İki oğlunu avukat olarak yetiştiren, onların diploma sevincini yaşayan Yakup Yurt’un vefatı, arkadaş, dost ve tanıdık çevrelerde büyük üzüntü yarattı..
Allah gani, gani rahmet, cennet mekan eylesin!

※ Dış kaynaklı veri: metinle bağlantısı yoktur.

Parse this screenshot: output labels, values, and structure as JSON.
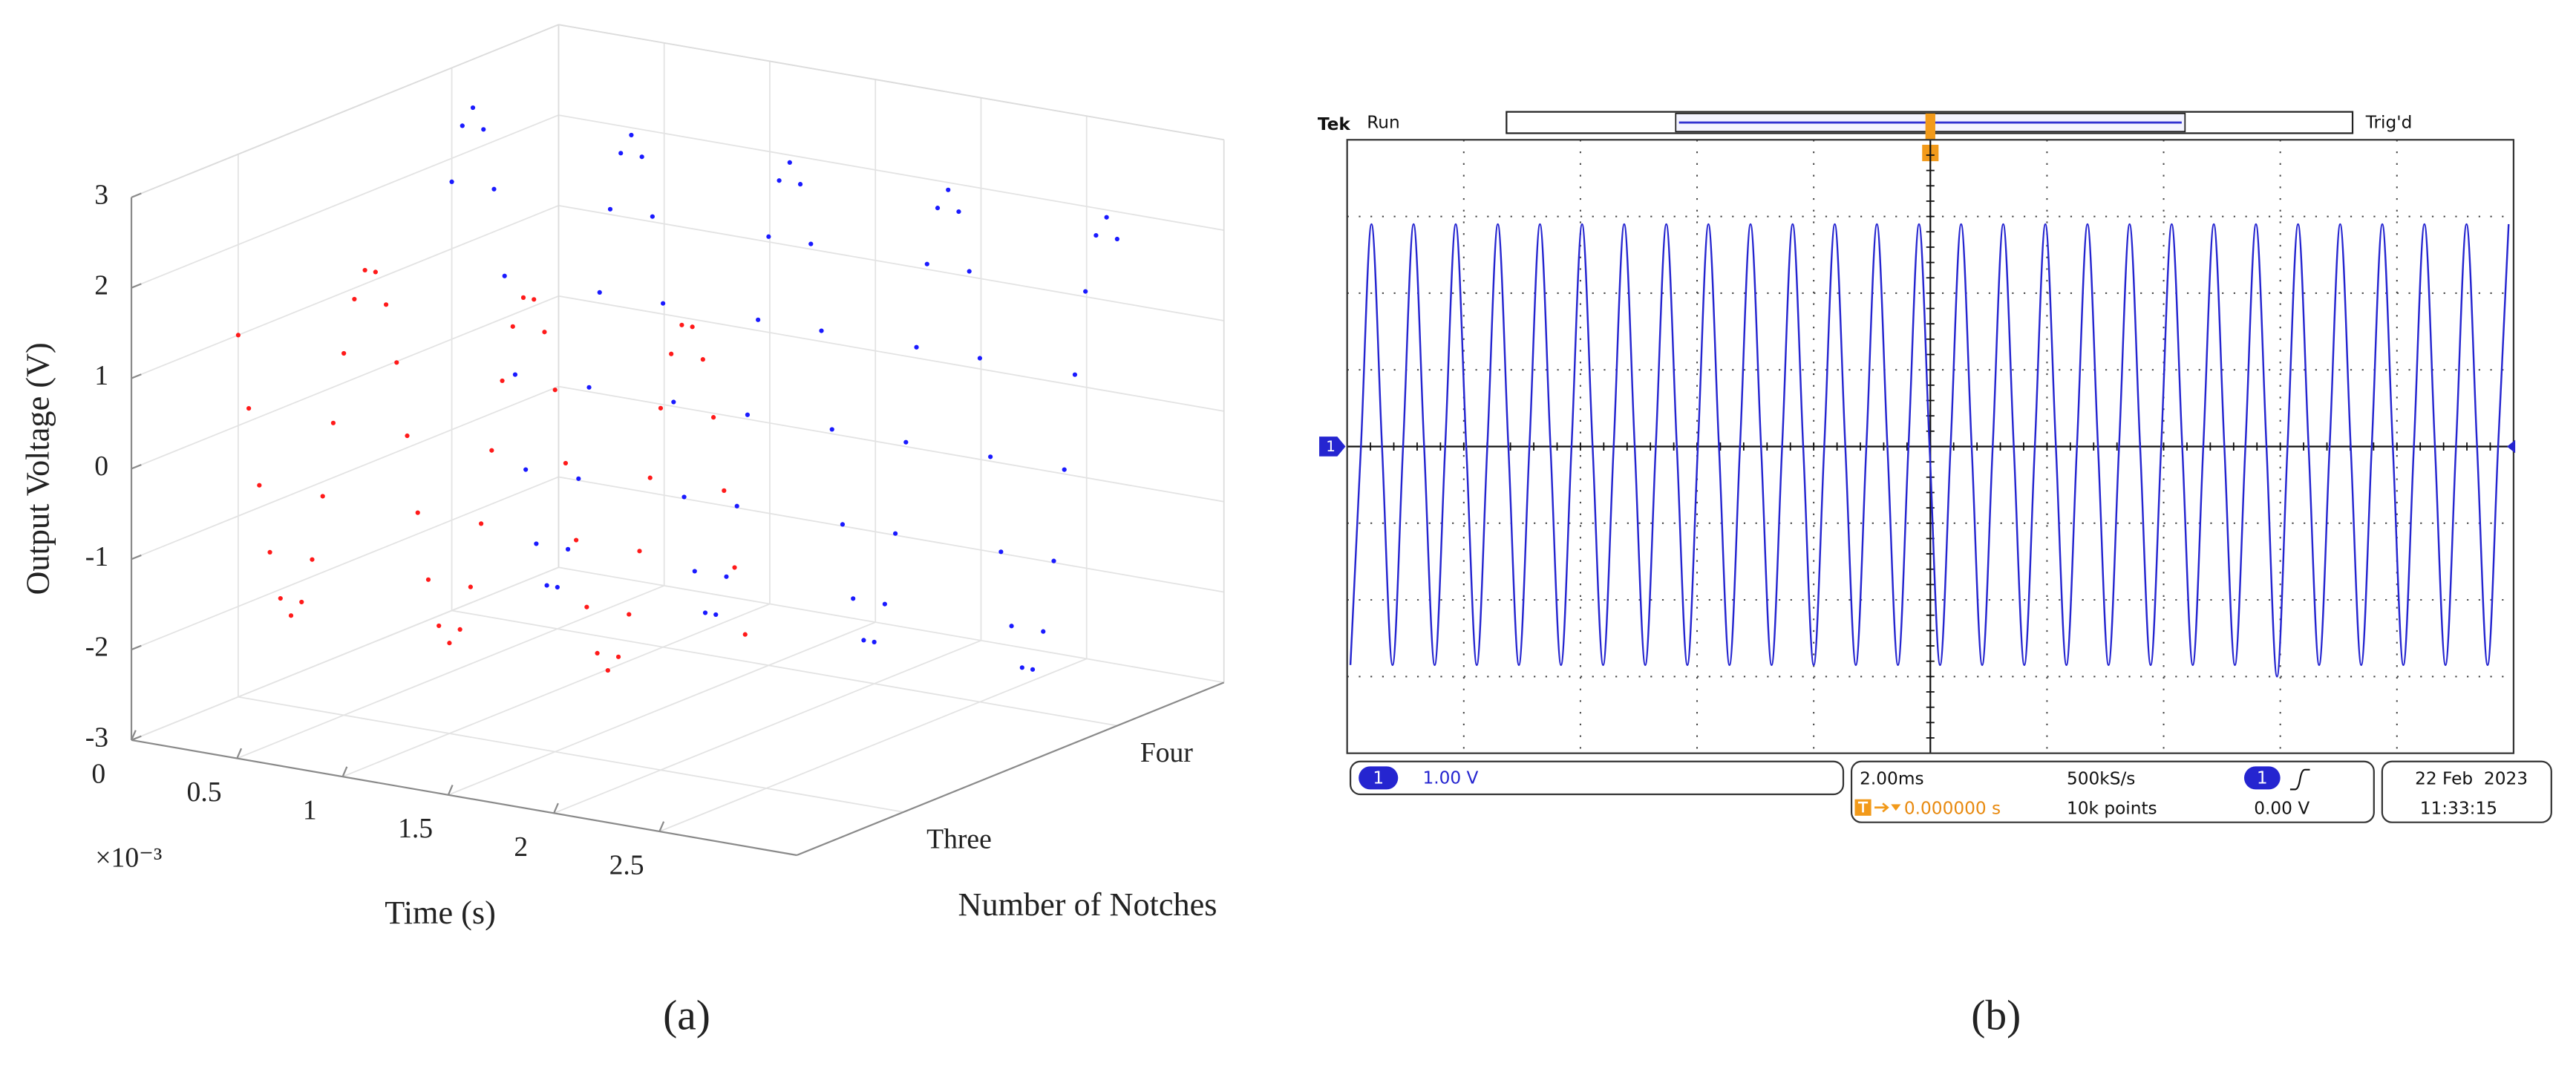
{
  "chart_data": [
    {
      "type": "scatter3d",
      "label": "(a)",
      "zlabel": "Output Voltage (V)",
      "xlabel": "Time (s)",
      "x_scale": "×10⁻³",
      "ylabel": "Number of Notches",
      "x": [
        0,
        0.05,
        0.1,
        0.15,
        0.2,
        0.25,
        0.3,
        0.35,
        0.4,
        0.45,
        0.5,
        0.55,
        0.6,
        0.65,
        0.7,
        0.75,
        0.8,
        0.85,
        0.9,
        0.95,
        1,
        1.05,
        1.1,
        1.15,
        1.2,
        1.25,
        1.3,
        1.35,
        1.4,
        1.45,
        1.5,
        1.55,
        1.6,
        1.65,
        1.7,
        1.75,
        1.8,
        1.85,
        1.9,
        1.95,
        2,
        2.05,
        2.1,
        2.15,
        2.2,
        2.25,
        2.3,
        2.35,
        2.4,
        2.45,
        2.5,
        2.55,
        2.6,
        2.65,
        2.7,
        2.75,
        2.8,
        2.85,
        2.9,
        2.95,
        3,
        3.05,
        3.1,
        3.15
      ],
      "xlim": [
        0,
        3.15
      ],
      "xticks": [
        0,
        0.5,
        1,
        1.5,
        2,
        2.5
      ],
      "categories": [
        "Three",
        "Four"
      ],
      "zlim": [
        -3,
        3
      ],
      "zticks": [
        -3,
        -2,
        -1,
        0,
        1,
        2,
        3
      ],
      "grid": true,
      "series": [
        {
          "color": "#ff1a1a",
          "values": [
            1.0,
            0.21,
            -0.62,
            -1.34,
            -1.83,
            -2,
            -1.83,
            -1.34,
            -0.62,
            0.21,
            1.0,
            1.62,
            1.96,
            1.96,
            1.62,
            1.0,
            0.21,
            -0.62,
            -1.34,
            -1.83,
            -2,
            -1.83,
            -1.34,
            -0.62,
            0.21,
            1.0,
            1.62,
            1.96,
            1.96,
            1.62,
            1.0,
            0.21,
            -0.62,
            -1.34,
            -1.83,
            -2,
            -1.83,
            -1.34,
            -0.62,
            0.21,
            1.0,
            1.62,
            1.96,
            1.96,
            1.62,
            1.0,
            0.21,
            -0.62,
            -1.34,
            null,
            null,
            null,
            null,
            null,
            null,
            null,
            null,
            null,
            null,
            null,
            null,
            null,
            null,
            null
          ]
        },
        {
          "color": "#1a1aff",
          "values": [
            1.74,
            2.38,
            2.6,
            2.38,
            1.74,
            0.8,
            -0.27,
            -1.3,
            -2.1,
            -2.54,
            -2.54,
            -2.1,
            -1.3,
            -0.27,
            0.8,
            1.74,
            2.38,
            2.6,
            2.38,
            1.74,
            0.8,
            -0.27,
            -1.3,
            -2.1,
            -2.54,
            -2.54,
            -2.1,
            -1.3,
            -0.27,
            0.8,
            1.74,
            2.38,
            2.6,
            2.38,
            1.74,
            0.8,
            -0.27,
            -1.3,
            -2.1,
            -2.54,
            -2.54,
            -2.1,
            -1.3,
            -0.27,
            0.8,
            1.74,
            2.38,
            2.6,
            2.38,
            1.74,
            0.8,
            -0.27,
            -1.3,
            -2.1,
            -2.54,
            -2.54,
            -2.1,
            -1.3,
            -0.27,
            0.8,
            1.74,
            2.38,
            2.6,
            2.38
          ]
        }
      ]
    },
    {
      "type": "line",
      "label": "(b)",
      "brand": "Tek",
      "state": "Run",
      "trigger_state": "Trig'd",
      "channel": "1",
      "scale": "1.00 V",
      "timebase": "2.00ms",
      "sample_rate": "500kS/s",
      "trigger_position": "0.000000 s",
      "record_length": "10k points",
      "trigger_level": "0.00 V",
      "date": "22 Feb  2023",
      "time": "11:33:15",
      "color": "#2525d0",
      "ylim": [
        -4,
        4
      ],
      "values": [
        -2.85,
        0,
        2.9,
        0,
        -2.85,
        0,
        2.9,
        0,
        -2.85,
        0,
        2.9,
        0,
        -2.85,
        0,
        2.9,
        0,
        -2.85,
        0,
        2.9,
        0,
        -2.85,
        0,
        2.9,
        0,
        -2.85,
        0,
        2.9,
        0,
        -2.85,
        0,
        2.9,
        0,
        -2.85,
        0,
        2.9,
        0,
        -2.85,
        0,
        2.9,
        0,
        -2.85,
        0,
        2.9,
        0,
        -2.85,
        0,
        2.9,
        0,
        -2.85,
        0,
        2.9,
        0,
        -2.85,
        0,
        2.9,
        0,
        -2.85,
        0,
        2.9,
        0,
        -2.85,
        0,
        2.9,
        0,
        -2.85,
        0,
        2.9,
        0,
        -2.85,
        0,
        2.9,
        0,
        -2.85,
        0,
        2.9,
        0,
        -2.85,
        0,
        2.9,
        0,
        -2.85,
        0,
        2.9,
        0,
        -2.85,
        0,
        2.9,
        0,
        -3.0,
        0,
        2.9,
        0,
        -2.85,
        0,
        2.9,
        0,
        -2.85,
        0,
        2.9,
        0,
        -2.85,
        0,
        2.9,
        0,
        -2.85,
        0,
        2.9,
        0,
        -2.85,
        0,
        2.9
      ]
    }
  ]
}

Eski Cumhurbaşkanlarından Celal Bayar’ın hemşeresi olmakla övünen Tercüman Yakup Yurt,1950 Doğumlu olup, Güzin Hanımla evlendi. Bu evlilikten Cavit ve Onur adında iki oğlu oldu.. Onların avukatlık heyecanı yaşayan Yakup Yurt, Belçika’da kendi kuşağı içinde, halkla bütünleşerek, halka hizmet etmeyi kendine şiar edindi.
Belçika’da iyi Fransızca’nın olduğu kadar iyi Türkçe’nin adresi olarak bilenen Tercüman Yakup ustayı özleyeceğiz..
BELTÜRK GAZETESİ YILLARI
Gazeteci, yazar Yusuf Cinal, ” Yakup Yurt ile tanışmamız, aynı zamanda babası ve kardeşi ile tanıştığımız günlere rastlar. Gayet disiplinli, işine odaklı, dedikoduda işi olmayan sanki halka hizmet için görevlendirilmiş bir iyilik meleği idi..
Birçok konuda Tercüman, Sakah ve Hürriyet gazetesi yıllarımda haber kaynaklarımdan biriydi.. Hiçbir haberi balon çıkmadı..
Artık Belçikalı Türklere gazete yapma düşüncemi biliyordu..
Çark Europe, Hasret, Gurbet deneyimlerinden sonra Beltürk için karar verdiğimde, Yakup Yurt ustadan her hafta bir yazı kaleme almasını istedim.
Gayet yalın, halkın anlayabileceği bir dilde yazılar yazmaya başladı..Beltürk o yıllar 20 Bin baskı yapıyordu. Gazete balyalarını ta Arden dağlarının eteğindeki bir matbaadan alıp, halka ücretsiz dağıtıyorduk.. Her sayısından kendisine arşiv için gazete veriyordum.. Bunları cilt yaptırır hatıra olarak saklarsın demiştim.. Tercüman Yakup, bu Beltürk Gazete Kitabını, Umurbey Celal Bayar Üniversitesi Kütüphanesine bağışladı. Çok mutlu oldum ve kendisini tebrik ettim..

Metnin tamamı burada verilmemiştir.